Of all registrants, 42.8% were classified as obese, but as with other chronic diseases, the findings vary by race. Black and Hispanic enrollees had the highest rates of obesity, at 56.2% and 46.4%, compared to 43% of White enrollees and 16.2% of Asian enrollees.
Giving a cesarean section
Cesarean delivery can reduce maternal morbidity and mortality in high-risk births. But they can increase the risk of infection and blood clots and create later complications — including death — in low-risk pregnancies.
For low-risk coverage, 20.1% of black enrollees had a C-section, compared to 17.7% of Asian enrollees, 17% of Hispanic enrollees and 13.6% of White enrollees.
Adjusted for age and sex, Black, Asian and Hispanic enrollees were 6.5, 3.9 and 3.4 percent less likely to have a C-section for risk reduction than White enrollees, respectively.
Good behavior and drug use
The report found that White enrollees are more likely to suffer from poor health and substance abuse than Black, Hispanic and Asian enrollees. About 10% of White enrollees have a serious mental health problem, compared to 8.4% of Black enrollees, 9.1% of Hispanic enrollees and 6.1% of Asian enrollees. Registered saints also experience anxiety and depression.
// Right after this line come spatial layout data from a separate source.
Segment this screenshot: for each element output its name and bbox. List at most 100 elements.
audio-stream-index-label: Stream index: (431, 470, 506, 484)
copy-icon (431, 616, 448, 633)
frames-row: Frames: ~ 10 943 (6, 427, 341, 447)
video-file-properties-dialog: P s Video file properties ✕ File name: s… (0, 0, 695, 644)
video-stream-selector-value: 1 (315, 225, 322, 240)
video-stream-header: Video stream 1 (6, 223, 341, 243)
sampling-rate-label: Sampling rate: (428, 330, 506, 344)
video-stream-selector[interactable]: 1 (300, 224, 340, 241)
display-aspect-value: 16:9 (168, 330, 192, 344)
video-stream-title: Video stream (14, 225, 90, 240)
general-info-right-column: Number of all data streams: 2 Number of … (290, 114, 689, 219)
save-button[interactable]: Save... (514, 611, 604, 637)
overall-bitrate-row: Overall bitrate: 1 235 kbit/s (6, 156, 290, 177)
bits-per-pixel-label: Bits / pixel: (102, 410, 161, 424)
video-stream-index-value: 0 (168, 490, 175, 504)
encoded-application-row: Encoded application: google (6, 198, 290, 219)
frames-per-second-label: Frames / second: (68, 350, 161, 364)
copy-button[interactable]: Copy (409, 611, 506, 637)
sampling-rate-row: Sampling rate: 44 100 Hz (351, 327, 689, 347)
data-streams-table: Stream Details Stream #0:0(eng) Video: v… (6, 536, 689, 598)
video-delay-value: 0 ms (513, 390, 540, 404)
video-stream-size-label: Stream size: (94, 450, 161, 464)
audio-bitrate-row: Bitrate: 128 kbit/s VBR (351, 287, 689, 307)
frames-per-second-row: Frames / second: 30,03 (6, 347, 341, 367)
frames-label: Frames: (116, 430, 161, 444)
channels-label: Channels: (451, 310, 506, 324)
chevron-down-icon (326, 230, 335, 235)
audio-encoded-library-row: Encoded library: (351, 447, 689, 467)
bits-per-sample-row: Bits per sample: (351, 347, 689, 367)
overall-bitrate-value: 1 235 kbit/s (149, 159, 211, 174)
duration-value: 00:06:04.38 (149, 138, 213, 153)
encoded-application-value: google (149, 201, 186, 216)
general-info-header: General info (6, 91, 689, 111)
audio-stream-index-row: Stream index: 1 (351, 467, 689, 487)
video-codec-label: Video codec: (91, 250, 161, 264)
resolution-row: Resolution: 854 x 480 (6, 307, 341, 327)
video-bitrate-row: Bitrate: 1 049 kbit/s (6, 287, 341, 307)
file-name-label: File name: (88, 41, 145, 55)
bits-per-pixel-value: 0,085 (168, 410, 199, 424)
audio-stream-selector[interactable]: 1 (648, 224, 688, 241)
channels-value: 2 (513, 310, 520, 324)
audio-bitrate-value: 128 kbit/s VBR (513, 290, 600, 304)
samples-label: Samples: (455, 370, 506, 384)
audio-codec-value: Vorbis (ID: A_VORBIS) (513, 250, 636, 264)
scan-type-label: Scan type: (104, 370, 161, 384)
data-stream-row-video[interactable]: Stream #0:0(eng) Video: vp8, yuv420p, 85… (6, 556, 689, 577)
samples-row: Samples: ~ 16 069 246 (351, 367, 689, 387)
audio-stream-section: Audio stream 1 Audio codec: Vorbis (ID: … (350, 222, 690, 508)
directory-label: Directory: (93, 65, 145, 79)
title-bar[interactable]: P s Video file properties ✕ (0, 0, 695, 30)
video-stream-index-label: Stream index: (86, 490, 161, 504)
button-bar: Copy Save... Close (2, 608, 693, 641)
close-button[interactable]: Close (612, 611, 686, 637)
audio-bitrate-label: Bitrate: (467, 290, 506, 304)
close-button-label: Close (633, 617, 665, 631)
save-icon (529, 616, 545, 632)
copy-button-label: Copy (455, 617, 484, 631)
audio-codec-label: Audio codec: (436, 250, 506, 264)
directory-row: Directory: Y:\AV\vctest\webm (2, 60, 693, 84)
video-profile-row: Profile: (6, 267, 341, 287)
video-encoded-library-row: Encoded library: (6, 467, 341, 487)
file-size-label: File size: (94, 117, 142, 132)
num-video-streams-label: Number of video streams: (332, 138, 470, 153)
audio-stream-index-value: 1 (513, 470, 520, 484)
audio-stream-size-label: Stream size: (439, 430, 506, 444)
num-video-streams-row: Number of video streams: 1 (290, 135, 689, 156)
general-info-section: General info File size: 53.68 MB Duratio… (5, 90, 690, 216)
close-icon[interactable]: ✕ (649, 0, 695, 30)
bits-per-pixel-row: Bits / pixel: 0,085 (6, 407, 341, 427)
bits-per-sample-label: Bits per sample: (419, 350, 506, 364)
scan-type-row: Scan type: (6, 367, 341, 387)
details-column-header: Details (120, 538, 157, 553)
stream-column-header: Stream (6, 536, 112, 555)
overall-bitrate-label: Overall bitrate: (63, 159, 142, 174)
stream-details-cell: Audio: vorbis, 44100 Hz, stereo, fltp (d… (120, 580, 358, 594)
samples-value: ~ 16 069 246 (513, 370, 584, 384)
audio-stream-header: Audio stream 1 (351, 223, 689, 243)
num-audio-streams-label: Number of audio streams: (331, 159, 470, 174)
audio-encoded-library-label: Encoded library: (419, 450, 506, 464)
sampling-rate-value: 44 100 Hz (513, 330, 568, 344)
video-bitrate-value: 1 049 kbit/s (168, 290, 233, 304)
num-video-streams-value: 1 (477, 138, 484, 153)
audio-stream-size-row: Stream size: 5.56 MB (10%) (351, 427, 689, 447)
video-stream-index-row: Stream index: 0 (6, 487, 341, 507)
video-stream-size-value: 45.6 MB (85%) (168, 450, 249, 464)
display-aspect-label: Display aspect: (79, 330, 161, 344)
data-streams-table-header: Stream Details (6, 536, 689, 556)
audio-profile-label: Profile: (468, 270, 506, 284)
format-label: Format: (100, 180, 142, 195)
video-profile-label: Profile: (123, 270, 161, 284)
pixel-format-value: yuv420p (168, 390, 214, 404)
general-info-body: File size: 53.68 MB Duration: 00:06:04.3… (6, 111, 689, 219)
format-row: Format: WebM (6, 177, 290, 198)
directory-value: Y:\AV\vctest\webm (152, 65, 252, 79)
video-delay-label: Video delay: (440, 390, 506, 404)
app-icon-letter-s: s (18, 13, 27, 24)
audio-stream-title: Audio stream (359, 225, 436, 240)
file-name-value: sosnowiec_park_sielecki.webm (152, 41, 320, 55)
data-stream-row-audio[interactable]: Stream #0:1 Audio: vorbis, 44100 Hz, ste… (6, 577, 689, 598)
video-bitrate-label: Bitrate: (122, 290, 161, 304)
Regarding visits to mental health providers, white enrollees were 4.8 percent more likely than black enrollees to do so, and 5 percent more likely than Hispanic and Asian enrollees, after adjusting for age and sex.
There was a significant difference in mental health in the case of gays and lesbians, who suffer from depression at 12.1 percent higher, anxiety 16.6 percent higher and depression at 18.4 percent than straight registrants, after adjusting for age. sex.
In terms of drug use, Puerto Ricans were found to drink more alcohol, while Whites used more drugs. Gay, lesbian and bisexual enrollees also had higher rates of alcohol and drug use than straight enrollees.
Even with employer-sponsored insurance, racial/ethnic minority and low-income enrollees have difficulty accessing coverage, the report found.
Families making less than $50,000 a year were six times more likely to skip health care because of the cost than families making more than $150,000 a year. Households making less than $50,000 a year were also seven times more likely to have trouble paying bills than those making $150,000 a year or more.
Additionally, although nearly all enrollees have primary care sources, some use emergency departments frequently. After adjusting for age and sex, black enrollees were 4.9 percent more likely than white enrollees to visit the ED. Asian enrollees were 4.3 percent less likely to visit the ED than White enrollees.